Dans Sannazar, lorsque le Christ est conçu, la nature, interdite et confuse, s’étonne et demande les causes du changement de ses lois ordinaires. Le poète s’est contenté de mettre en scène la nature, être de raison, ce qui sent l’allégorie ; l’imagination des apocryphes est plus hardie[13].

« Le Christ allait naître. Joseph vit tout à coup le ciel s’arrêter, l’air rester immobile, et les oiseaux interrompre leur vol. Il regarda sur la terre, il vit une barque pleine de vivres et des paysans qui déchargeaient la barque ; mais, quand leurs mains voulaient prendre, elles ne prenaient pas ; quand leur bouche voulait saisir la nourriture, elle ne la saisissait pas ; et, comme malgré eux, leur visage était tourné vers le ciel. Il vit des brebis dispersées çà et là ; elles n’avançaient plus et restaient immobiles ; le pasteur levant le bras pour les frapper de sa houlette, le bras restait levé et suspendu. Joseph regarda aussi dans le fleuve, les chèvres penchées sur le bord pour boire ne buvaient pas. Tout restait immobile et interdit. »

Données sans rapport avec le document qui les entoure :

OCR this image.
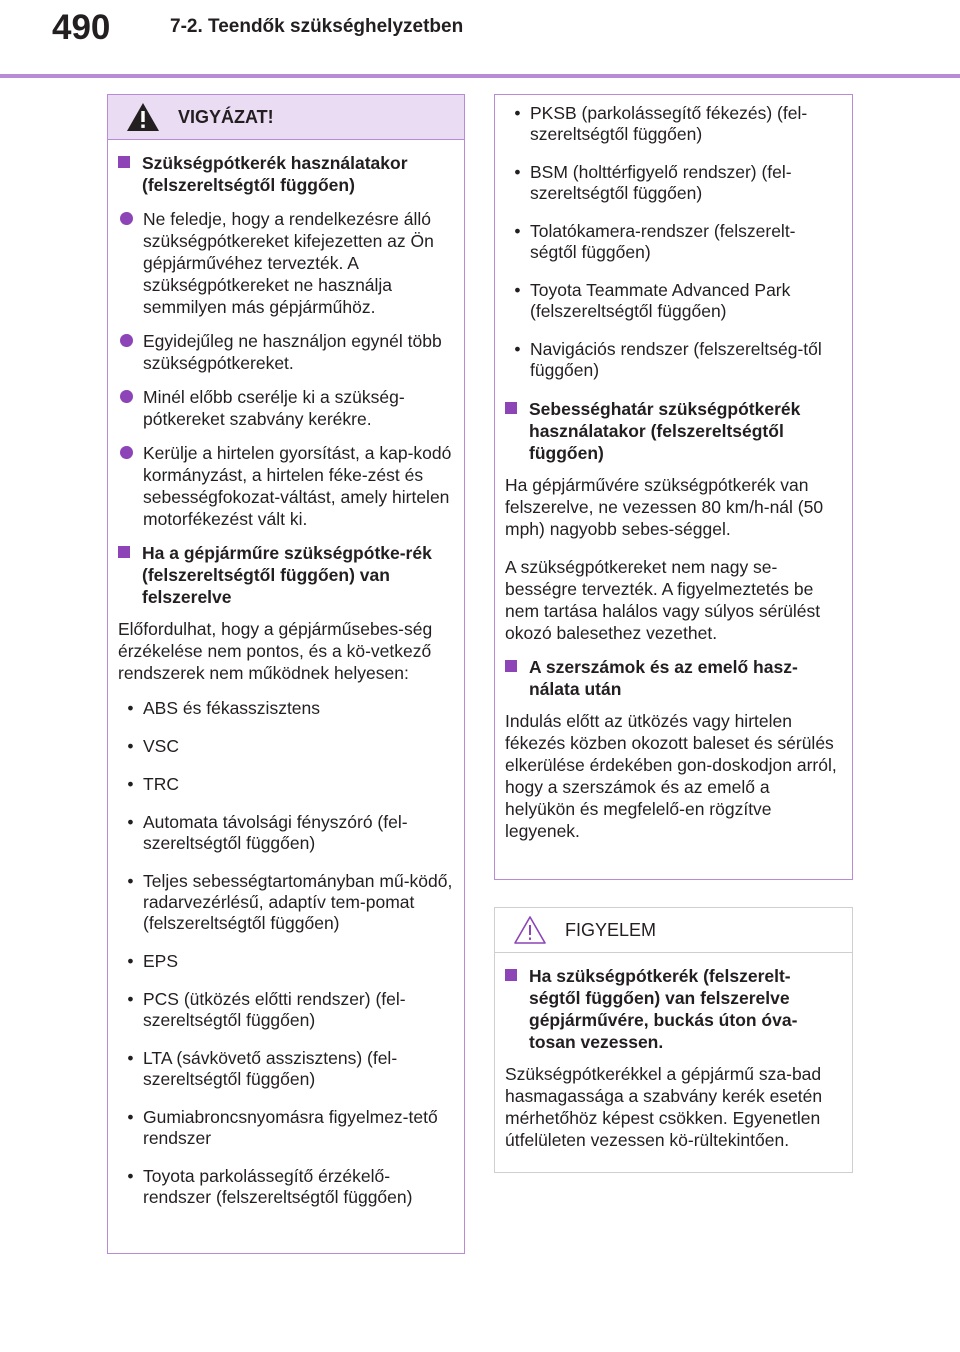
490	7-2. Teendők szükséghelyzetben
VIGYÁZAT!
Szükségpótkerék használatakor (felszereltségtől függően)
Ne feledje, hogy a rendelkezésre álló szükségpótkereket kifejezetten az Ön gépjárművéhez tervezték. A szükségpótkereket ne használja semmilyen más gépjárműhöz.
Egyidejűleg ne használjon egynél több szükségpótkereket.
Minél előbb cserélje ki a szükség-pótkereket szabvány kerékre.
Kerülje a hirtelen gyorsítást, a kap-kodó kormányzást, a hirtelen féke-zést és sebességfokozat-váltást, amely hirtelen motorfékezést vált ki.
Ha a gépjárműre szükségpótke-rék (felszereltségtől függően) van felszerelve

Előfordulhat, hogy a gépjárműsebes-ség érzékelése nem pontos, és a kö-vetkező rendszerek nem működnek helyesen:

• ABS és fékasszisztens
• VSC
• TRC
• Automata távolsági fényszóró (fel-szereltségtől függően)
• Teljes sebességtartományban mű-ködő, radarvezérlésű, adaptív tem-pomat (felszereltségtől függően)
• EPS
• PCS (ütközés előtti rendszer) (fel-szereltségtől függően)
• LTA (sávkövető asszisztens) (fel-szereltségtől függően)
• Gumiabroncsnyomásra figyelmez-tető rendszer
• Toyota parkolássegítő érzékelő-rendszer (felszereltségtől függően)
• PKSB (parkolássegítő fékezés) (fel-szereltségtől függően)
• BSM (holttérfigyelő rendszer) (fel-szereltségtől függően)
• Tolatókamera-rendszer (felszerelt-ségtől függően)
• Toyota Teammate Advanced Park (felszereltségtől függően)
• Navigációs rendszer (felszereltség-től függően)
Sebességhatár szükségpótkerék használatakor (felszereltségtől függően)

Ha gépjárművére szükségpótkerék van felszerelve, ne vezessen 80 km/h-nál (50 mph) nagyobb sebes-séggel.

A szükségpótkereket nem nagy se-bességre tervezték. A figyelmeztetés be nem tartása halálos vagy súlyos sérülést okozó balesethez vezethet.

A szerszámok és az emelő hasz-nálata után

Indulás előtt az ütközés vagy hirtelen fékezés közben okozott baleset és sérülés elkerülése érdekében gon-doskodjon arról, hogy a szerszámok és az emelő a helyükön és megfelelő-en rögzítve legyenek.

FIGYELEM
Ha szükségpótkerék (felszerelt-ségtől függően) van felszerelve gépjárművére, buckás úton óva-tosan vezessen.

Szükségpótkerékkel a gépjármű sza-bad hasmagassága a szabvány kerék esetén mérhetőhöz képest csökken. Egyenetlen útfelületen vezessen kö-rültekintően.
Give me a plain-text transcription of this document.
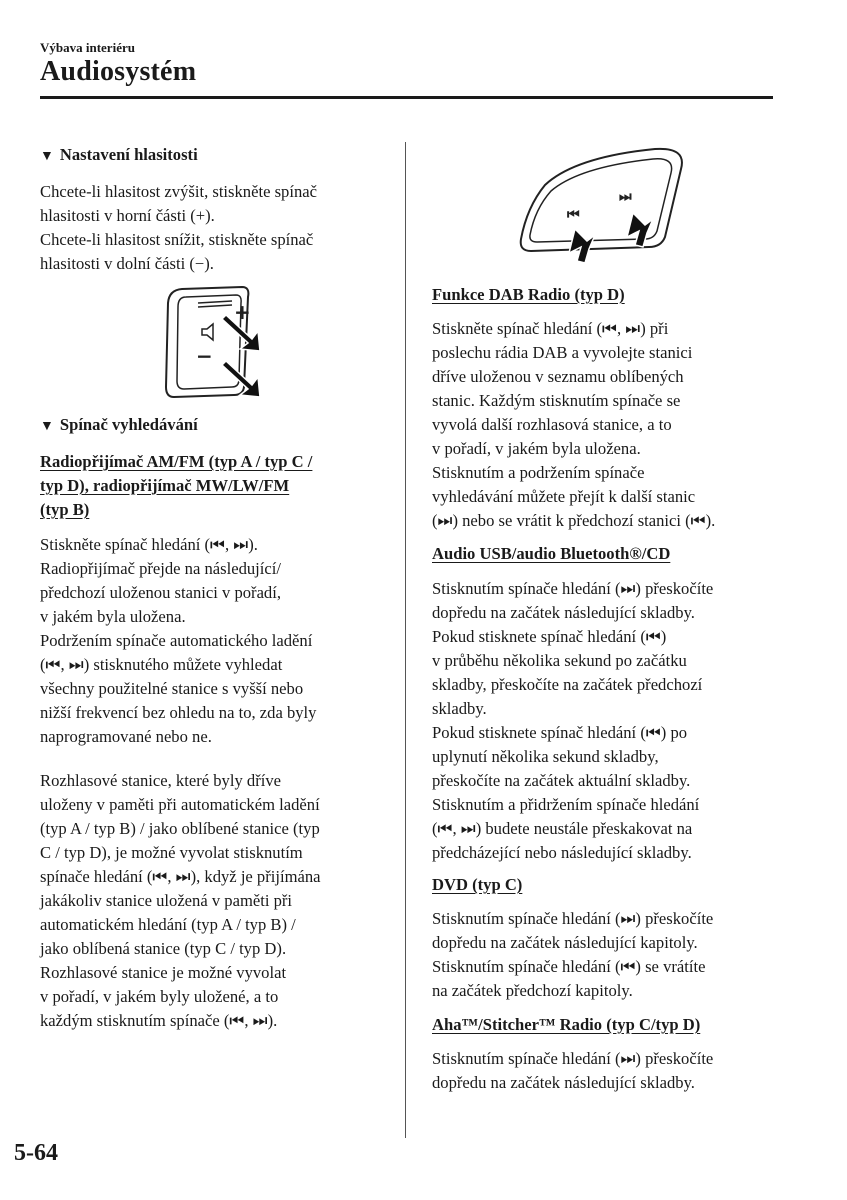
Výbava interiéru
Audiosystém
▼ Nastavení hlasitosti

Chcete-li hlasitost zvýšit, stiskněte spínač
hlasitosti v horní části (+).
Chcete-li hlasitost snížit, stiskněte spínač
hlasitosti v dolní části (−).

+
−
▼ Spínač vyhledávání
Radiopřijímač AM/FM (typ A / typ C /
typ D), radiopřijímač MW/LW/FM
(typ B)

Stiskněte spínač hledání (⏮, ⏭).
Radiopřijímač přejde na následující/
předchozí uloženou stanici v pořadí,
v jakém byla uložena.
Podržením spínače automatického ladění
(⏮, ⏭) stisknutého můžete vyhledat
všechny použitelné stanice s vyšší nebo
nižší frekvencí bez ohledu na to, zda byly
naprogramované nebo ne.

Rozhlasové stanice, které byly dříve
uloženy v paměti při automatickém ladění
(typ A / typ B) / jako oblíbené stanice (typ
C / typ D), je možné vyvolat stisknutím
spínače hledání (⏮, ⏭), když je přijímána
jakákoliv stanice uložená v paměti při
automatickém hledání (typ A / typ B) /
jako oblíbená stanice (typ C / typ D).
Rozhlasové stanice je možné vyvolat
v pořadí, v jakém byly uložené, a to
každým stisknutím spínače (⏮, ⏭).

⏮
⏭
Funkce DAB Radio (typ D)

Stiskněte spínač hledání (⏮, ⏭) při
poslechu rádia DAB a vyvolejte stanici
dříve uloženou v seznamu oblíbených
stanic. Každým stisknutím spínače se
vyvolá další rozhlasová stanice, a to
v pořadí, v jakém byla uložena.
Stisknutím a podržením spínače
vyhledávání můžete přejít k další stanic
(⏭) nebo se vrátit k předchozí stanici (⏮).

Audio USB/audio Bluetooth®/CD

Stisknutím spínače hledání (⏭) přeskočíte
dopředu na začátek následující skladby.
Pokud stisknete spínač hledání (⏮)
v průběhu několika sekund po začátku
skladby, přeskočíte na začátek předchozí
skladby.
Pokud stisknete spínač hledání (⏮) po
uplynutí několika sekund skladby,
přeskočíte na začátek aktuální skladby.
Stisknutím a přidržením spínače hledání
(⏮, ⏭) budete neustále přeskakovat na
předcházející nebo následující skladby.

DVD (typ C)

Stisknutím spínače hledání (⏭) přeskočíte
dopředu na začátek následující kapitoly.
Stisknutím spínače hledání (⏮) se vrátíte
na začátek předchozí kapitoly.

Aha™/Stitcher™ Radio (typ C/typ D)

Stisknutím spínače hledání (⏭) přeskočíte
dopředu na začátek následující skladby.

5-64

Je ne sais si je me trompe, mais cette suspension du mouvement de la nature, ce ciel, cet air, ces oiseaux qui s’arrêtent, ces mains qui restent levées, ces chèvres mêmes penchées sur l’eau et demeurant sans mouvement, tout cela me semble une invention plus hardie et plus poétique peut-être que l’étonnement du personnage allégorique de la nature. Je vois ici comment la foi invente, ailleurs comment l’imagination et l’esprit cherchent à inventer.

Le moment où le Christ naît fait dans Sannazar un tableau plein de grandeur, souvent reproduit par les peintures italiennes. Joseph prenant entre ses mains l’enfant qui vient de naître, se sent pour ainsi dire inspiré par l’haleine naissante qui sort de la bouche divine <poeem>…Ibi auram, Insperatam auram divino efflantis ab ore, Ore trahens, subito correptus numinis haustu, Afflatusque Deo…</poem>

Ainsi, dès sa naissance, le Christ est déjà Dieu ; il l’est même aussi dans le sein de sa mère. Ne nous étonnons pas maintenant que les légendaires, dont l’imagination va plus loin que celle des poètes, aient fait parler Jésus dans le sein même de sa mère. Ne nous étonnons pas non plus de lire dans l’Alcoran[14] que, Joseph voyant la grossesse de Marie et ayant conçu des doutes, l’enfant Jésus, élevant-la voix du sein de sa mère, dit : « O Joseph ! que veulent dire ces soupçons ? Lève-toi, va à tes affaires, et demande pardon de ton péché. » Chose curieuse, ce n’est pas seulement dans les apocryphes que Mahomet a pris cette tradition de Jésus parlant du sein de sa mère. Les apocryphes l’avaient eux-mêmes peut-être empruntée aux fables répandues sur la naissance d’Apollon et de Diane. Callimaque, dans son hymne sur Délos, raconte que, Latone chassée de Thèbes et songeant à chercher un asile dans l’île de Cos, Apollon prit la parole dans le sein de sa mère pour lui conseiller d’aller chercher asile à Délos.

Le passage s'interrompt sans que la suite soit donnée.